Just the other day, I was discussing with my boss what he and I will wear for the opening reception of our new exhibit Friday night. Usually, we each wear a suit, but since it will be outside, we were trying to decide if we should be less formal. I still haven’t decided, but I will probably wear a shirt and tie, and have a suit jacket with me, just in case. I just need to go through my shirts and see what still fits well enough for me to wear a tie. Since I have lost some weight, some of my shirts are way too loose on me, but the determining factor will be how they fit in the neck. I have always had a thick neck, so finding a dress shirt I can wear a tie with can be a challenge at times.

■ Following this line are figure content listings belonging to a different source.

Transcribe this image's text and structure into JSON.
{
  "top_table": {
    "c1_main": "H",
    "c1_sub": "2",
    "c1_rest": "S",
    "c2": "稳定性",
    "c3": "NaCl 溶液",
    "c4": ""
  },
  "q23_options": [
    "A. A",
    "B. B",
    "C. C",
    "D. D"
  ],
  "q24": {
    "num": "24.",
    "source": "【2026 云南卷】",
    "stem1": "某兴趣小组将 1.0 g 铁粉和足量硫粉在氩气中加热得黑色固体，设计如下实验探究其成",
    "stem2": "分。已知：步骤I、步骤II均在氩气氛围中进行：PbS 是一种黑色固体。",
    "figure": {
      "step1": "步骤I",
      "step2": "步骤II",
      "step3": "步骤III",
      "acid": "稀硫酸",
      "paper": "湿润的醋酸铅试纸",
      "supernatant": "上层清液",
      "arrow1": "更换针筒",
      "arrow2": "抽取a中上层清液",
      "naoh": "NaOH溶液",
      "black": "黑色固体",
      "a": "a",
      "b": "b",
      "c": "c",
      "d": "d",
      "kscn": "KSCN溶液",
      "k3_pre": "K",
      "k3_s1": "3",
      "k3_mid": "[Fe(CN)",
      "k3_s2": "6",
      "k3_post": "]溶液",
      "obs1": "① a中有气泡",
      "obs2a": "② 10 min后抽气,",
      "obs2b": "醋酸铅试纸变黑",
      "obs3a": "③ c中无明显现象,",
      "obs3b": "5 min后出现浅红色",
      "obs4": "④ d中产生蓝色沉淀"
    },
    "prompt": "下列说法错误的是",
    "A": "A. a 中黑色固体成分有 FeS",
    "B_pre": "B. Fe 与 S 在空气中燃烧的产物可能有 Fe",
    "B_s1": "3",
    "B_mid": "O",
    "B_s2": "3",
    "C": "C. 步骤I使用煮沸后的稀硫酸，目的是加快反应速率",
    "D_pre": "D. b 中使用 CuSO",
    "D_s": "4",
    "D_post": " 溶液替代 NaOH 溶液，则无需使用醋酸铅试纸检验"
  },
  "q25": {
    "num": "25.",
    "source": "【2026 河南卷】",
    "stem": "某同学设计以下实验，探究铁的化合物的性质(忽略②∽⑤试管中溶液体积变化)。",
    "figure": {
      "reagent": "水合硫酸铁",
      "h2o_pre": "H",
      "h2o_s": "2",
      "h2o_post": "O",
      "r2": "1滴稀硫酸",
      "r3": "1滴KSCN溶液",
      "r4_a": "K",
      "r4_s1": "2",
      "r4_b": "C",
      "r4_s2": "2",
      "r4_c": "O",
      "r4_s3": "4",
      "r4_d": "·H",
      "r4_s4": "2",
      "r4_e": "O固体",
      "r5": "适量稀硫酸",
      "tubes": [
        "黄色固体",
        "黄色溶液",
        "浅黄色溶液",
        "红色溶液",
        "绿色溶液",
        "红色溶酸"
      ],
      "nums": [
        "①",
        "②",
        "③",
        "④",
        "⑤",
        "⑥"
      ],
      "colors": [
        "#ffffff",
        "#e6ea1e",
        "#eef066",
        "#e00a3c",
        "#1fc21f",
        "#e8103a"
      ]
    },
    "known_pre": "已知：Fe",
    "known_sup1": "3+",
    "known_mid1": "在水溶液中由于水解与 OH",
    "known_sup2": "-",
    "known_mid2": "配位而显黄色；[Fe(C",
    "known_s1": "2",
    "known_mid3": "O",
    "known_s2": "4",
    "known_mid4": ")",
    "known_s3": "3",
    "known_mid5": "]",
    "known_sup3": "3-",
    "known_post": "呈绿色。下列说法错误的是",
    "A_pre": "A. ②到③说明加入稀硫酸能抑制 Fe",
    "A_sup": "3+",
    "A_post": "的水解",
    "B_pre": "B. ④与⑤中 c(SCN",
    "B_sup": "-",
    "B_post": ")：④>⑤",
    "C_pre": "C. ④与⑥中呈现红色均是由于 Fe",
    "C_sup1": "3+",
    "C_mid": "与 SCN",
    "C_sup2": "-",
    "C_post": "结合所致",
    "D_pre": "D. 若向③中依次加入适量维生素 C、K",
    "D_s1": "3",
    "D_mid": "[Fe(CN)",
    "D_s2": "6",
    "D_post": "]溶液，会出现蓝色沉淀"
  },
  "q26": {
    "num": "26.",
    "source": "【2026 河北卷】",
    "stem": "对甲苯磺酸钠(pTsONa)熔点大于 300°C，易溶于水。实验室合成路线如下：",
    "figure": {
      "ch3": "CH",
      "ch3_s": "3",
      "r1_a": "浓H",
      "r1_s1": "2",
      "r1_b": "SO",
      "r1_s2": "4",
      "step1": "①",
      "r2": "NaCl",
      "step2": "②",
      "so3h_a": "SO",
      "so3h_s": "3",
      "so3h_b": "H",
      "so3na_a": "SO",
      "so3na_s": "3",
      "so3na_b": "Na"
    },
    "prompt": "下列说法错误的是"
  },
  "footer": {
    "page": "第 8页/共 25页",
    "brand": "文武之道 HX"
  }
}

Museum receptions aside, I often dress in clothes that make me feel good. I don’t have a body that looks great in everything, but I wear what makes me feel confident and good. My personal rules for fashion extend to undergarments, shoes, and accessories. Most of the time, no one will ever see what underwear I have on, but they make me feel sexy, whether I actually look sexy in them or not. It’s how they make me feel that is important. The lawyer I used to work for told me that she always wore nice shoes when she’d be in court because women on a jury often noticed another woman’s shoes. That is probably sexist today, but when she went to law school in the 1970s, she was one of only two women in the University of Alabama Law School. She was used to being judged differently from male lawyers. So, I follow her advice and I like to wear a nice pair of shoes that will match my outfit. I don’t mind paying a little extra for a pair of shoes that look good, but they also have to be comfortable.

Maybe it’s shallow of me to care so much about my outward appearance, but I was always taught to take PRIDE in the way I look. Obviously, if I was very strict with myself about this, I would not have a weight problem, but that is a whole other issue. What do you think your sense of fashion says about you? Do you feel better wearing certain clothes? Do you put comfort ahead of fashion?